O CASAMENTO DE RACHEL
Jonathan Demme, Rachel Getting Married, EUA, 2008

O que mais impressiona em O Casamento de Rachel é a banalidade do projeto: em ambiente liberal/multiculturalista, dramatizar o drama familiar da chegada da ovelha negra no seio do casamento imaculado, e para isso parasitar a estética já totalmente desgastada do Dogma 95. Trocando em miúdos, esse filme de Jonathan Demme é um Festa de Família com retoques exoticizantes estilo Um Casamento à Indiana. As referências ao filme de Thomas Vinterberg são explícitas, e tomam do filme o que há de pior: a câmera meio casual, mas com ponto de vista de quem está prestes a descobrir um mistério bem escondido; a estética dos vídeos caseiros, com câmera tremida, inconsistências de luz, etc; e acima de tudo os cortes bruscos, os jump cuts afetados nascidos dos primeirs exemplares do Dogma e rebatizados de forma mais eficaz (mas não menos formulaica) pelos irmãos Dardenne. O exótico é apenas para dar um tom mais palatável ao drama da impossibilidade de reinserção, com cerimônia indiana, mini-escola de samba sob a batuta do craque Cyro Baptista, neofolkpop a cargo de Robyn Hitchcock. Mas é de se perguntar a que tudo isso se presta.

Porque, na verdade, O Casamento de Rachel deveria ser um retrato de personagem que se transforma num registro de família disfuncional. E isso em meio aos preparativos de um casamento, ou seja, num tipo de situação em que só se espera a boa vontade e a alegria vindas de todos os convivas. Nada fácil, de fato, a tarefa de equilibrar o feelgood dos filmes de casamento com o aparecimento da figura indesejável, daquela que vai despertar na família todos seus traumas e ressentimentos. Festa de Família resolveu de forma espertinha, denunciando a hipocrisia das reuniões familiares, com cores algo escandalosas (e muito menos talentosas do que Richard Brooks e Robert Altman fizeram com A Festa de Casamento e Cerimônia de Casamento, respectivamente).
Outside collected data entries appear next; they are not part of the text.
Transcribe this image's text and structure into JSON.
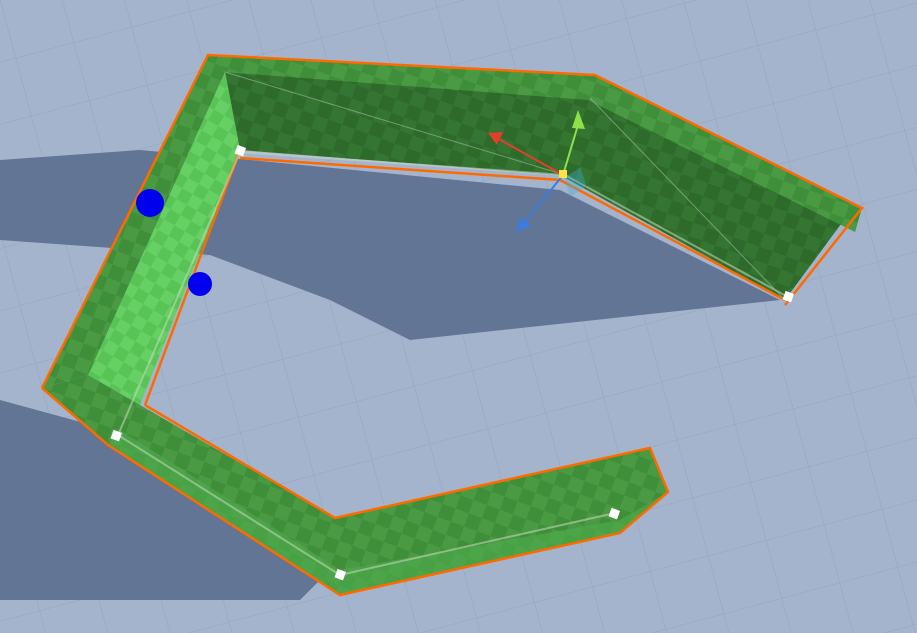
{
  "scene": {
    "view": "scene-view",
    "object": "green-wall-polyline",
    "selection_color": "#ff6a00"
  },
  "colors": {
    "ground": "#a4b4cc",
    "ground_grid": "#8c9bb3",
    "shadow": "#5d6f8c",
    "wall_top": "#3f8f3a",
    "wall_side_dark": "#2f6b2a",
    "wall_side_light": "#5cc85a",
    "handle": "#0000ee",
    "gizmo_x": "#e0402a",
    "gizmo_y": "#8ee04a",
    "gizmo_z": "#3a7de0",
    "gizmo_center": "#ffe24a",
    "control_point": "#ffffff"
  },
  "gizmo": {
    "name": "move-gizmo",
    "axes": [
      "x-axis-handle",
      "y-axis-handle",
      "z-axis-handle"
    ]
  },
  "handles": [
    "thickness-handle-outer",
    "thickness-handle-inner"
  ],
  "control_points": [
    "control-point-1",
    "control-point-2",
    "control-point-3",
    "control-point-4",
    "control-point-5"
  ]
}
O Casamento de Rachel prefere não resolver, tentando simultaneamente empatizar o espectador com as cenas de sedução pelo matrimônio e, em modo mais sombrio, revelar a penúria existencial de uma personagem recém-saída da reabilitação mas incapaz de superar um trauma de juventude que afetou a família inteira. E nessa acaba se estrepando.

Primeiro porque existe uma estética extremamente inapropriada para dar conta da personagem. A dinâmica fragmentária da montagem, aliada a algumas cenas surpreendentemente longas e inúteis – infinidade de dedicatórias aos noivos depois do jantar, infinidade de apresentações musicais etc. –, tiram definitivamente o foco da protagonista. E, pior, em momentos podem mesmo fazer o espectador desejar que ela se ausente o máximo possível, já que o próprio diretor do filme parece muito mais interessado nos momentos alegres da cerimônia. Por mais que Anne Hathaway ofereça uma pungente fragilidade para compensar a insuportável necessidade de atenção de sua personagem, o próprio filme só se interessa superficialmente na construção da personagem e na relação familiar. Em segundo lugar, porque Jonathan Demme em O Casamento de Rachel parece querer equilibrar um cinema de autor já defasado em seus tiques subestilísticos com o feelgood à americana, e acaba criando um desses exemplares aguados e regressivos de entretenimento "cult" que só enganam com a pecha de modernidade o espectador que nunca botou pé num filme que não fosse de grande estúdio americano.